Michael Bane, a producer for The Outdoor Channel, announced he will no longer film his four shows in Colorado, and hunters are joining the protests. Hunting outfitters say people began cancelling trips after the legislation passed, the Colorado Springs Gazette reported. The numbers are few, but growing.
Colorado’s governor signed bills this month that ban ammunition magazines that hold more than 15 rounds, and require background checks for private and online gun sales.
N. Korea cuts military hotline
SEOUL, South Korea (AP) — Raising tensions with South Korea yet again, North Korea cut its last military hotline with Seoul on Wednesday, a link that has been essential in operating the last major symbol of inter-Korean cooperation: an industrial complex in the North that employs hundreds of workers from the South.
There was no immediate word about what cutting one of the few remaining official North-South links would mean for South Korean workers who were at the Kaesong industrial complex.

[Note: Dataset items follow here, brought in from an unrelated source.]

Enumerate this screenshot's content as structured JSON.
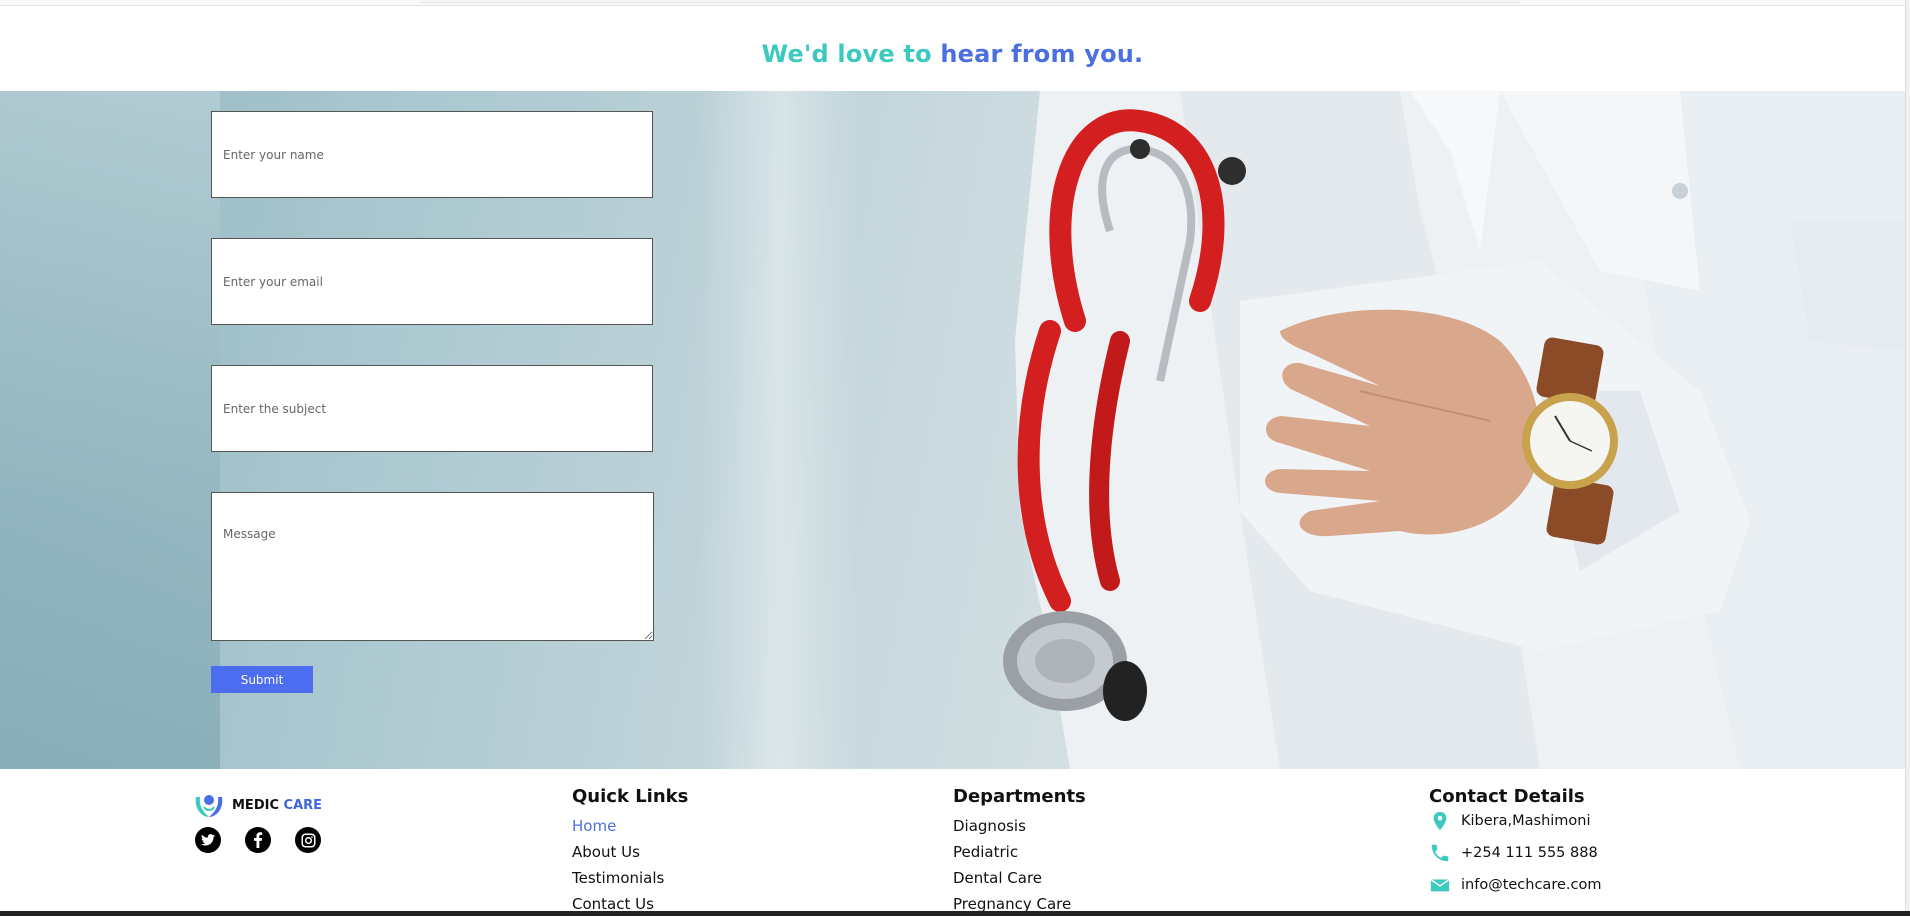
{
  "heading": {
    "part1": "We'd love to",
    "part2": "hear from you."
  },
  "form": {
    "name_placeholder": "Enter your name",
    "email_placeholder": "Enter your email",
    "subject_placeholder": "Enter the subject",
    "message_placeholder": "Message",
    "submit_label": "Submit"
  },
  "footer": {
    "brand": {
      "part1": "MEDIC",
      "part2": "CARE"
    },
    "socials": [
      "twitter-icon",
      "facebook-icon",
      "instagram-icon"
    ],
    "quick_links": {
      "title": "Quick Links",
      "items": [
        "Home",
        "About Us",
        "Testimonials",
        "Contact Us"
      ]
    },
    "departments": {
      "title": "Departments",
      "items": [
        "Diagnosis",
        "Pediatric",
        "Dental Care",
        "Pregnancy Care"
      ]
    },
    "contact": {
      "title": "Contact Details",
      "address": "Kibera,Mashimoni",
      "phone": "+254 111 555 888",
      "email": "info@techcare.com"
    }
  },
  "colors": {
    "accent_teal": "#3cc9c0",
    "accent_blue": "#4c6fe0",
    "button": "#4d6df0"
  }
}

When the link was last cut, in 2009, many South Koreans were stranded in the North.
The hotline shutdown is the latest of many threats and provocative actions from North Korea, which is angry over U.S.-South Korean military drills and recent U.N. sanctions punishing it for its Feb. 12 nuclear test.
Abortion battle looms in N.D.
BISMARCK, N.D. (AP) — North Dakota Gov. Jack Dalrymple said his decision to sign strict new abortion laws, including the nation’s toughest restriction on the procedure, was not based on “any religious belief or personal experience” and that he believes legislators have a right to ask such questions about abortion restrictions.

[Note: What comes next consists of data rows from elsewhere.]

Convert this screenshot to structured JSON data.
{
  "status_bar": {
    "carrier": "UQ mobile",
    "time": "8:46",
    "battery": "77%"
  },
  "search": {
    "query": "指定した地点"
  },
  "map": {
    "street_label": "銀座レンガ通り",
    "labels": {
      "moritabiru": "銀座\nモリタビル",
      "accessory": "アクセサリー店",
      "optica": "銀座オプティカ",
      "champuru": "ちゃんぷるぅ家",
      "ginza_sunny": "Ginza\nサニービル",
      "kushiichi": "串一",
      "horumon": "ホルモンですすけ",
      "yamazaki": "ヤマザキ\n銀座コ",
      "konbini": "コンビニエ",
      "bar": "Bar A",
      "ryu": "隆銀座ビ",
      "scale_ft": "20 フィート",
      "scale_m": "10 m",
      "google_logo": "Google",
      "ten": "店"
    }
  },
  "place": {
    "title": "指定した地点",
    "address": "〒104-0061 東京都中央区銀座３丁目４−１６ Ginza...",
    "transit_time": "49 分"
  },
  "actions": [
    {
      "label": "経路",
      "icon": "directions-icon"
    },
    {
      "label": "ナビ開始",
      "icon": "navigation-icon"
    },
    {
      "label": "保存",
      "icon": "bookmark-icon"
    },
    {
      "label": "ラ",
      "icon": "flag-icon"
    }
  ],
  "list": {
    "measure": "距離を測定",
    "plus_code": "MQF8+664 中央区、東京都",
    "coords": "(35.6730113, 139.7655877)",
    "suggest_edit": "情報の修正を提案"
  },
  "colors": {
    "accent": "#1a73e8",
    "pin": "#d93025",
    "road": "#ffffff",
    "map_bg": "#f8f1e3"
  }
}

The Republican governor signed three anti-abortion measures on Tuesday — including one banning abortions as early as six weeks into a pregnancy, or when a heartbeat can be detected. By doing so, Dalrymple positioned his oil-rich state as a primary battleground in the decades-old fight over abortion rights.
Within minutes of signing the laws, unsolicited donations began pouring into the state’s lone abortion clinic to help opponents prove the new laws are unconstitutional. The governor urged lawmakers to set aside cash for an inevitable legal challenge.
Obamacare study looks at cost
WASHINGTON (AP) — A new study finds that insurance companies will have to pay out an average of 32 percent more for medical claims under President Barack Obama’s health care overhaul.
The estimates from the Society of Actuaries could turn into a political headache for the Obama administration at a time when much of the country remains skeptical of the Affordable Care Act.
The study says claims costs will go up largely because sicker people will join the insurance pool. That’s because the law forbids insurers from turning down those with pre-existing medical problems, effective Jan. 1.
The Obama administration challenged the design of the study, saying it focused only on one piece of the puzzle and ignored cost relief strategies in the law such as tax credits to help people afford premiums and special payments to insurers who attract an outsize share of the sick.